We tabulated the numbers:

VSAN_vs_Nutanix_table

VSAN vs Nutanix price comparisons

And then graphed them:

VSAN_vs_Nutanix_Price_chart

VSAN vs Nutanix equivalent configurations price chart

Hollis says the list price comparison for four-node Nutanixx NX-3460 G4 versus a VMware VSAN/SuperMicro equivalent showed VSAN to be 69 per cent cheaper. Applying the discounts still resulted in VSAN being less than half the Nutanix price.

Comparing VSAN and Nutanix sdoftware on Dell-based kit in the third comparison resulted in VSAN being $147,984 less expensive. Hollis says this is a big difference for a four-server appliance.

With EVO: RAIL versus Nutanix the price difference is far less marked. "Compared with the Nutanix 1050, the EVO:RAIL is about $10,000 less expensive, and the EVO:RAIL includes 64GB of additional RAM," said Hollis. "Not as large a delta as previous examples, as this is a very price-sensitive portion of the marketplace."

Also, VMware's EVO: RAIL partners set their own pricing and an undisclosed partner's list pricing was used and compared with Nutanix list prices. The net result is a seven per cent difference in favour of EVO: RAIL, which surely can come out in any discount negotiation wash.

Customers pay highly for the convenience of hyper-converged systems. Comparing source-it-yourself VSAN-based configurations to Nutanix's all-in-one converged systems shows the difference vividly.

Hollis asks "why pay more?" for the same kit? Well, because Nutanix takes care if all the bundling and integration and that's worth a lot to customers. When VMWare, with its partners, does the same work to deliver EVO: RAIL hyperconverged systems the VSAN and Nutanix pricing is pretty similar.

There is further information in Hollis' blog with a second and more expensive Nutanix 3050, costing $198,000, compared with the EVO: RAIL set-up.

Performance

Hollis and VMware also tested performance of four-node Dell/Nutanix gear and equivalent VSAN/Dell configurations, but can't publish the results as Nutanix' end user license agreement (EULA) says:

"You must not disclose the results of testing, benchmarking or other performance or evaluation information related to the software or the product to any third party without the prior written consent of Nutanix."

VMware has the same sort of restriction in its EULA:

“You may use the Software to conduct internal performance testing and benchmarking studies.

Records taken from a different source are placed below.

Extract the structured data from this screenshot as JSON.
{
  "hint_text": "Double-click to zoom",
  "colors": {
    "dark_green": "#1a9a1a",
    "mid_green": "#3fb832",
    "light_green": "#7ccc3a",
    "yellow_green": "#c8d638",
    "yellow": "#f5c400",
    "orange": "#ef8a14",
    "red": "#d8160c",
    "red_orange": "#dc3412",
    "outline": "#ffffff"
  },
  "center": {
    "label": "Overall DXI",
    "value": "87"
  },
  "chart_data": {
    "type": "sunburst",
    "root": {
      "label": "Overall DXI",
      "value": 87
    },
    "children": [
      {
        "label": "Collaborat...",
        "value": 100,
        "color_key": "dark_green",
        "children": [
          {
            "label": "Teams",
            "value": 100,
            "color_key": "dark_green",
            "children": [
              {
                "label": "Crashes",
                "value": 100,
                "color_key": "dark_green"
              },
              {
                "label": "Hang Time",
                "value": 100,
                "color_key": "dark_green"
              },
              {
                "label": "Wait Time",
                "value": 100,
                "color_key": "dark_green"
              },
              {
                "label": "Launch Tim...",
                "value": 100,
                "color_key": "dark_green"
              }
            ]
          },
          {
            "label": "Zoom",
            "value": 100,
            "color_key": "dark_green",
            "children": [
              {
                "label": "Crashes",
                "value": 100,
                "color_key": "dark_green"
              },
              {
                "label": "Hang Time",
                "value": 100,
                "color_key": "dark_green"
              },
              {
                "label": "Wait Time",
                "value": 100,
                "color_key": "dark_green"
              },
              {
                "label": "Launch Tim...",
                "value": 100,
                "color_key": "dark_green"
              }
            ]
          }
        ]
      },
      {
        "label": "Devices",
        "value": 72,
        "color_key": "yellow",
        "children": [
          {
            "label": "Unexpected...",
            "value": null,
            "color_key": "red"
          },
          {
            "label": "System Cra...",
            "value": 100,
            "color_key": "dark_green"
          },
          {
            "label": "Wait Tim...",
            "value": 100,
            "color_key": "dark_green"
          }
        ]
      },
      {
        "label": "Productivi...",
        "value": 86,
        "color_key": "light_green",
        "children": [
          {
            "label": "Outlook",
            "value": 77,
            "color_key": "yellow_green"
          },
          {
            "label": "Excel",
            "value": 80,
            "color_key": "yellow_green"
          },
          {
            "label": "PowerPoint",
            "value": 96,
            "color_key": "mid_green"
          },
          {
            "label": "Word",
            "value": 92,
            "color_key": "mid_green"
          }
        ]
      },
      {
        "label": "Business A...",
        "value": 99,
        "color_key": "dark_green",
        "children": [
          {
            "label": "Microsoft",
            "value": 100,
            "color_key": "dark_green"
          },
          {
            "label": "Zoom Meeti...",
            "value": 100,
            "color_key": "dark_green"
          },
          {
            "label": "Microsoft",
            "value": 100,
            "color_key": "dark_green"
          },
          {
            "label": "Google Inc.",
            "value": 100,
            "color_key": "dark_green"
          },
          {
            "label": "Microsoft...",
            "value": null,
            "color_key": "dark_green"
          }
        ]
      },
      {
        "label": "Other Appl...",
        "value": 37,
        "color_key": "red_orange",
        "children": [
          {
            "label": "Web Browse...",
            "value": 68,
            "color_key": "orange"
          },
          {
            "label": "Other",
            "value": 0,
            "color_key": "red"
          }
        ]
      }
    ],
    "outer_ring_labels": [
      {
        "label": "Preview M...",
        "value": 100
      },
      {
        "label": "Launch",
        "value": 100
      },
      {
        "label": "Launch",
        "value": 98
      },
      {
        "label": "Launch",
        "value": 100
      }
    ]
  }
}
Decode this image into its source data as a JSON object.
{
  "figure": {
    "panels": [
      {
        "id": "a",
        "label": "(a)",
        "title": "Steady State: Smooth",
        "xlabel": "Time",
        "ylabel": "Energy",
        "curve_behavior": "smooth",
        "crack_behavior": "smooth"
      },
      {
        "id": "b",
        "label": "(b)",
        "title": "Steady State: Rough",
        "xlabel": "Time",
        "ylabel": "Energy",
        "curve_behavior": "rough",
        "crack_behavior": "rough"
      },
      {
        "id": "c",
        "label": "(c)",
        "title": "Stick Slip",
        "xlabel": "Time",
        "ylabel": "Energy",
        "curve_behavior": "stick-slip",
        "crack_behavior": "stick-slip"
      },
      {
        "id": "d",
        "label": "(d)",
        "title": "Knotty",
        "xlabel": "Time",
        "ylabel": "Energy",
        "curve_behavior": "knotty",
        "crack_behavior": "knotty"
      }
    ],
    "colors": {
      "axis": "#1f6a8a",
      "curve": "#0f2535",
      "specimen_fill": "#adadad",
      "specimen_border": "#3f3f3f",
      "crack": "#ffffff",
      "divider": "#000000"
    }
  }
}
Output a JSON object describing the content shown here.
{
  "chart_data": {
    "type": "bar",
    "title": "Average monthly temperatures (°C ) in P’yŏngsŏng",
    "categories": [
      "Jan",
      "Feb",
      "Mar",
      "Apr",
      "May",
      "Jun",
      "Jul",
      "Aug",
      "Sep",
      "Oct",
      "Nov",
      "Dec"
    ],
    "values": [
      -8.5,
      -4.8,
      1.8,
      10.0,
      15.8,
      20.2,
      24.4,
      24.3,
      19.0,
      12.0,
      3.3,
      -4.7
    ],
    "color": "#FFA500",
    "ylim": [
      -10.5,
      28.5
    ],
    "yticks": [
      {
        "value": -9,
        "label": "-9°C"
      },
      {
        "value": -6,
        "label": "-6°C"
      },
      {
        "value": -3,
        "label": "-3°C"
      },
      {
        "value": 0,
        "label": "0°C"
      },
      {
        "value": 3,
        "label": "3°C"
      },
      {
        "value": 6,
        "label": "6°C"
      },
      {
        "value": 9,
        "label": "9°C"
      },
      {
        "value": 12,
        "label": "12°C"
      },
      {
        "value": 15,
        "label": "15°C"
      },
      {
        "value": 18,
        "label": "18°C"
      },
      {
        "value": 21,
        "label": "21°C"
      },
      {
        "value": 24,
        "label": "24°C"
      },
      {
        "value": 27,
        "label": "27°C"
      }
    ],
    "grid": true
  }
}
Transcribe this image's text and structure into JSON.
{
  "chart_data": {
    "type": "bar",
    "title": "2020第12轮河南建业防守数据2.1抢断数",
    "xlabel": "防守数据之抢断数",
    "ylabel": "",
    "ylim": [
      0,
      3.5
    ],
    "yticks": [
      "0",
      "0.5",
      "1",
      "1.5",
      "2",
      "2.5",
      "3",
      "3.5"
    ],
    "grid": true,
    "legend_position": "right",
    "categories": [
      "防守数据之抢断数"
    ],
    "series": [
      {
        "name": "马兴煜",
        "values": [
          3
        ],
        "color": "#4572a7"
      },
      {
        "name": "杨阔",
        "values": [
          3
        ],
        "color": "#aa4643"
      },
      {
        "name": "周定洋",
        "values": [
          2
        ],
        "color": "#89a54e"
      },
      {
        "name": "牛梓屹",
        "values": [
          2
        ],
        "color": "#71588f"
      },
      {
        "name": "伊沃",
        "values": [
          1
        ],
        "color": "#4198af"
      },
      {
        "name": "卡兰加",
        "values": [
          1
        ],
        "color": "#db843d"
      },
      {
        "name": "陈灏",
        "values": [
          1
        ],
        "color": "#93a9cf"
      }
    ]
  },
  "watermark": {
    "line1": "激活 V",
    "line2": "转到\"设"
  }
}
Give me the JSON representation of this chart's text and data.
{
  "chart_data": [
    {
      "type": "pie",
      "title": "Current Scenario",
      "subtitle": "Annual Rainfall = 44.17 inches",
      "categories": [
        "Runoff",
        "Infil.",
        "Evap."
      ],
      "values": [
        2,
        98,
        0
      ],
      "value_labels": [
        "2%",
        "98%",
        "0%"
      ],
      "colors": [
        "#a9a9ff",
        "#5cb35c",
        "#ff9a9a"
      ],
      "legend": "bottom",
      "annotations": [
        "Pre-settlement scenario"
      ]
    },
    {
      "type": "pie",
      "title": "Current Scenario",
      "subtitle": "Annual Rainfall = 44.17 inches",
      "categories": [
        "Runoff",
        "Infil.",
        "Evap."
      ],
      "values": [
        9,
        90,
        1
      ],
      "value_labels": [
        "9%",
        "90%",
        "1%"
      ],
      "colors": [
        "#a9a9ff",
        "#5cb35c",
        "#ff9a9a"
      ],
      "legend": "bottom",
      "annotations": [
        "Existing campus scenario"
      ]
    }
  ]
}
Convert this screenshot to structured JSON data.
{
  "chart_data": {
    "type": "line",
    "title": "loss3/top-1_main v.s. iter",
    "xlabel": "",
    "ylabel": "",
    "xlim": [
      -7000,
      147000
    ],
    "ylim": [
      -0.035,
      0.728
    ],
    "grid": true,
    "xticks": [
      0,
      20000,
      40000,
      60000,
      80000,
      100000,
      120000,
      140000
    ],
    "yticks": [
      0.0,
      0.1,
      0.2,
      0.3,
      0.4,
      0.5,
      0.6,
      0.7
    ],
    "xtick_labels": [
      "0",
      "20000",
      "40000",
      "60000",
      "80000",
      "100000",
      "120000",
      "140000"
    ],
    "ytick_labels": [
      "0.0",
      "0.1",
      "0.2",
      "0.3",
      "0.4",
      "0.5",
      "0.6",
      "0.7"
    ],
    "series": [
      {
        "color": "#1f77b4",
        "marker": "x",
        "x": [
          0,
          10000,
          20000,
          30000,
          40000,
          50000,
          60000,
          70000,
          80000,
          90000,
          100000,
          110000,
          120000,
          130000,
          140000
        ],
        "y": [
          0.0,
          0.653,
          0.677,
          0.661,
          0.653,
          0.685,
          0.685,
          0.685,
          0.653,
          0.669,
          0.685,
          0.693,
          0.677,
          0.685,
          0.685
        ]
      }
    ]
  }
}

You may only publish or otherwise distribute the results of such studies to third parties as follows: (a) if with respect to VMware’s Workstation or Fusion products, and only if You provide a copy of Your study to benchmark@vmware.com prior to distribution; (b) if with respect to any other Software, only if VMware has reviewed, and approved of, the methodology, assumptions and other parameters of the study (please contact VMware at benchmark@vmware.com to request such review and approval) prior to such publication and distribution.”

Hollis and VMware asked Nutanix if they could publish their Nutanix-vs-VSAN testing results, and Nutanix said 'no'.

So, all Hollis can say about the results is this: "We think many people will find these results extremely useful in helping them to make informed buying choices."